Dazu kommt, dass die Fenster aller Räume verdunkelt sein müssen, weil die Naturfarben der bemalten Eier durch das Sonnenlicht schnell ausbleichen würden. Eine weitere Rarität, die dieses Problem nicht hat, kommt aus Ungarn. Dort wurden Eier mit dekorativen Metallplättchen beschlagen. "Die Eier waren laut Volkskundlern Liebesgeschenke der Schmiede an ihre Freundinnen", erklärt Schmid. Die filigrane Arbeit mit Hammer und Nagel sollte der Beweis für die Geduld und das Feingefühl des künftigen Ehemannes sein.

Der eindeutig religiöse Bezug auf die Auferstehung Christi sei hingegen nur in katholischen Gebieten Mittel- und Osteuropas wie Deutschland, Österreich und Polen vertreten gewesen, sagt er.

"In Spanien oder Großbritannien ist der Brauch, Eier an Ostern zu bemalen, kaum verbreitet".

Eine dritte, naturkundliche Dimension erhielt das Museum durch die Zusammenarbeit mit dem Bund Naturschutz in den 2000er-Jahren. Damals sammelte ein Biologe die Eier von Dinosauriern und Vögeln. Die Eierschalen eines Protoceratops etwa stellen mit 80 bis 90 Millionen Jahren die ältesten Artefakte der Ausstellung dar. Und das große Ei des ausgestorbenen Elefantenvogels wiegt rund zwölf Kilo.

In der Abteilung "Kunst und Kitsch" ist gesammelt, was entfernten Bezug zum Ei hat. Neben eiförmigen Uhren aus den 1970ern oder Eier mit politischen Botschaften erscheint hier das auf ein Ei gemalte Gesicht von Franz Josef Strauß oder ein "Gauck-Ei" vom Düsseldorfer Karneval 2012: Damals war gerade bekanntgeworden, dass Joachim Gauck nach dem gestürzten "Bundesadler" Christian Wulff aus dem Ei ins Amt des Bundespräsidenten schlüpfen sollte.

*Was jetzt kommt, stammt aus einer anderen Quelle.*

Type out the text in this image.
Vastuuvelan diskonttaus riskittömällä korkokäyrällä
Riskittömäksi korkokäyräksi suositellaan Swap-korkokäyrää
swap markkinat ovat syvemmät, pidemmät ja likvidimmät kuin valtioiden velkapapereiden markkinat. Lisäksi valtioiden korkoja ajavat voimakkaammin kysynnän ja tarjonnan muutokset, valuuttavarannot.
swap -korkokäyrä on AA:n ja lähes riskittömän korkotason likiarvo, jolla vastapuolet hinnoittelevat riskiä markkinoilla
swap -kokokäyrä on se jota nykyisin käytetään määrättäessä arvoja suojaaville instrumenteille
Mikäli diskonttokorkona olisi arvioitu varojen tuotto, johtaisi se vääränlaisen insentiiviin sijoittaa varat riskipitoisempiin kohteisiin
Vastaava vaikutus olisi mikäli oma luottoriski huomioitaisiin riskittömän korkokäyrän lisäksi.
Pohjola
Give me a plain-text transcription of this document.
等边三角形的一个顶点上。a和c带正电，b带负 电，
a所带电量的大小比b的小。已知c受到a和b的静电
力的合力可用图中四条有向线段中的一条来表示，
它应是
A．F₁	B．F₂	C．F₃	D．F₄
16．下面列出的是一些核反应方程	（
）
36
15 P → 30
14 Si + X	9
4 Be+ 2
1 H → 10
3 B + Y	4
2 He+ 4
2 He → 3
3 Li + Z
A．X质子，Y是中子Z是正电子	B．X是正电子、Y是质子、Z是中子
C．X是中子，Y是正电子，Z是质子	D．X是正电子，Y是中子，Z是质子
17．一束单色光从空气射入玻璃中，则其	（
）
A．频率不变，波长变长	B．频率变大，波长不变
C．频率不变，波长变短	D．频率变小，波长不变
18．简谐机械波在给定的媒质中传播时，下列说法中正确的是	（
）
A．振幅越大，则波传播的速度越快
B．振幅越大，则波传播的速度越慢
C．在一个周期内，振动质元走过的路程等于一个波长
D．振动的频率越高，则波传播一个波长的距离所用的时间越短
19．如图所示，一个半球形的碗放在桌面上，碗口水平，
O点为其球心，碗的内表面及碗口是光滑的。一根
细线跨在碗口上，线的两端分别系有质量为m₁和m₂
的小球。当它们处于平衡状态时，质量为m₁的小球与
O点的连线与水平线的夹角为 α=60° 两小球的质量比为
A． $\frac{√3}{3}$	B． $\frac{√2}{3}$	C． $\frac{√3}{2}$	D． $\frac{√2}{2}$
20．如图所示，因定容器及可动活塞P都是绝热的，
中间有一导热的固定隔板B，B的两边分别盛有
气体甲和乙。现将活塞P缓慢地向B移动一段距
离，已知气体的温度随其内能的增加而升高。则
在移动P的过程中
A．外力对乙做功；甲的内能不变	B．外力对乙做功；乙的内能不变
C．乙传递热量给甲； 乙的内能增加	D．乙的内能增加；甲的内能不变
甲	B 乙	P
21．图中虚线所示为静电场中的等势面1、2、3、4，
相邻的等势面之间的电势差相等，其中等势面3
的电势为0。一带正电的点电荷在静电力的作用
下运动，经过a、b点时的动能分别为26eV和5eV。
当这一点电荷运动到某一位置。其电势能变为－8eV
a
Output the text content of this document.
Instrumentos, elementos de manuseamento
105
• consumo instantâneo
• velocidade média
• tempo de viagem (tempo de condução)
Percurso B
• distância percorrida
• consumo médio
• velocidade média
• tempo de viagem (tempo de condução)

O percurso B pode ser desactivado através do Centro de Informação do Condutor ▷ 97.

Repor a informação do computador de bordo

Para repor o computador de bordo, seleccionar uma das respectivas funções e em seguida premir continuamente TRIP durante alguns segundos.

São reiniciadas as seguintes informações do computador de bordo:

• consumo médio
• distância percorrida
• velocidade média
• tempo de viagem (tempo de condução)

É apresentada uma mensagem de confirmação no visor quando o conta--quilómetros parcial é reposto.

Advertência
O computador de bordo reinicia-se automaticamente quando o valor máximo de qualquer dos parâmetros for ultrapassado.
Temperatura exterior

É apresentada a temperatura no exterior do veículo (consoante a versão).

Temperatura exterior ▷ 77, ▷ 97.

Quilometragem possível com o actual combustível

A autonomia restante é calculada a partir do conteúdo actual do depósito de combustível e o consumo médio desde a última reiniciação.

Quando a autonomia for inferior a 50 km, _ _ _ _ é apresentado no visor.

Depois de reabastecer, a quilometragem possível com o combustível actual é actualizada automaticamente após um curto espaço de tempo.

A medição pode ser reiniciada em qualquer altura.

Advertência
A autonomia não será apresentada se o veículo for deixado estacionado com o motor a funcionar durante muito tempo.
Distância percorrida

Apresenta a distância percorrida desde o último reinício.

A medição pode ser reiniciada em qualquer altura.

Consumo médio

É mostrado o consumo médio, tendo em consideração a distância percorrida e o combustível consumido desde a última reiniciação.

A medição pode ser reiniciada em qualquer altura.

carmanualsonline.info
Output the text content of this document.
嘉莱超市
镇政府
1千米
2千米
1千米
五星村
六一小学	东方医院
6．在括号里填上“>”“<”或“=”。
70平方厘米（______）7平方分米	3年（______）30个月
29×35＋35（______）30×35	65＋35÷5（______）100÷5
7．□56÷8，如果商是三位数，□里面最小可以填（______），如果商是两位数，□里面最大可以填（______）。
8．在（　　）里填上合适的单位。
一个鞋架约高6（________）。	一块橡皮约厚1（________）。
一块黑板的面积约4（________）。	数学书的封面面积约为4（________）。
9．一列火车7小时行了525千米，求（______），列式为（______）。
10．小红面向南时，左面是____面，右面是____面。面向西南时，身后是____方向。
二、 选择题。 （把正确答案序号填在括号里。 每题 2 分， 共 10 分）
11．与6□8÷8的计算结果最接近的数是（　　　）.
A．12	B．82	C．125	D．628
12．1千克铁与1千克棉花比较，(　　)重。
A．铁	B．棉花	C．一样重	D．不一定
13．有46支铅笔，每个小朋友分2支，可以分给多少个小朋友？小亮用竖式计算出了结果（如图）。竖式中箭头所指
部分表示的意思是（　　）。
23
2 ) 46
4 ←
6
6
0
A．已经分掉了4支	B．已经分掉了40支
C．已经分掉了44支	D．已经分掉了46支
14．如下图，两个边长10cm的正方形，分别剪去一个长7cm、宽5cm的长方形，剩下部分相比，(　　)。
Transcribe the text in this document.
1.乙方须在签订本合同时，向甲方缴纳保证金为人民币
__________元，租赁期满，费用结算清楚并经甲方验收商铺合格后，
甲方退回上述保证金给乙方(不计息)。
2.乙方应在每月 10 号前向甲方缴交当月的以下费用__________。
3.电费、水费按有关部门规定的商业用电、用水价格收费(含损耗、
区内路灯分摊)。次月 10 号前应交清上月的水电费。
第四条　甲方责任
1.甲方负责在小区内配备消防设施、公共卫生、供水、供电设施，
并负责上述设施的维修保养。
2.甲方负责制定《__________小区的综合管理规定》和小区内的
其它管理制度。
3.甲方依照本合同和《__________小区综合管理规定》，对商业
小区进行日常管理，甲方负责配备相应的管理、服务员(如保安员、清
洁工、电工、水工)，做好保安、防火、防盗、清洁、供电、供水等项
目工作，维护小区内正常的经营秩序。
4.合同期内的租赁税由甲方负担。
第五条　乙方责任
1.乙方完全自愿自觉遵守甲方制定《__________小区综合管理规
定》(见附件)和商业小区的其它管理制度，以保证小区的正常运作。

Höhepunkt der Sammlung ist das Werkstück des aus Gold, Silber, Emaille, Diamanten und Rubinen gestaltete Gorbatschow-Friedens-Eis. Das Original zu dem Werkstück ist laut Schmid in Moskau ausgestellt. Der ehemalige Präsident der Sowjetunion bekam das Präsent 1991 anlässlich der Verleihung des Friedensnobelpreises.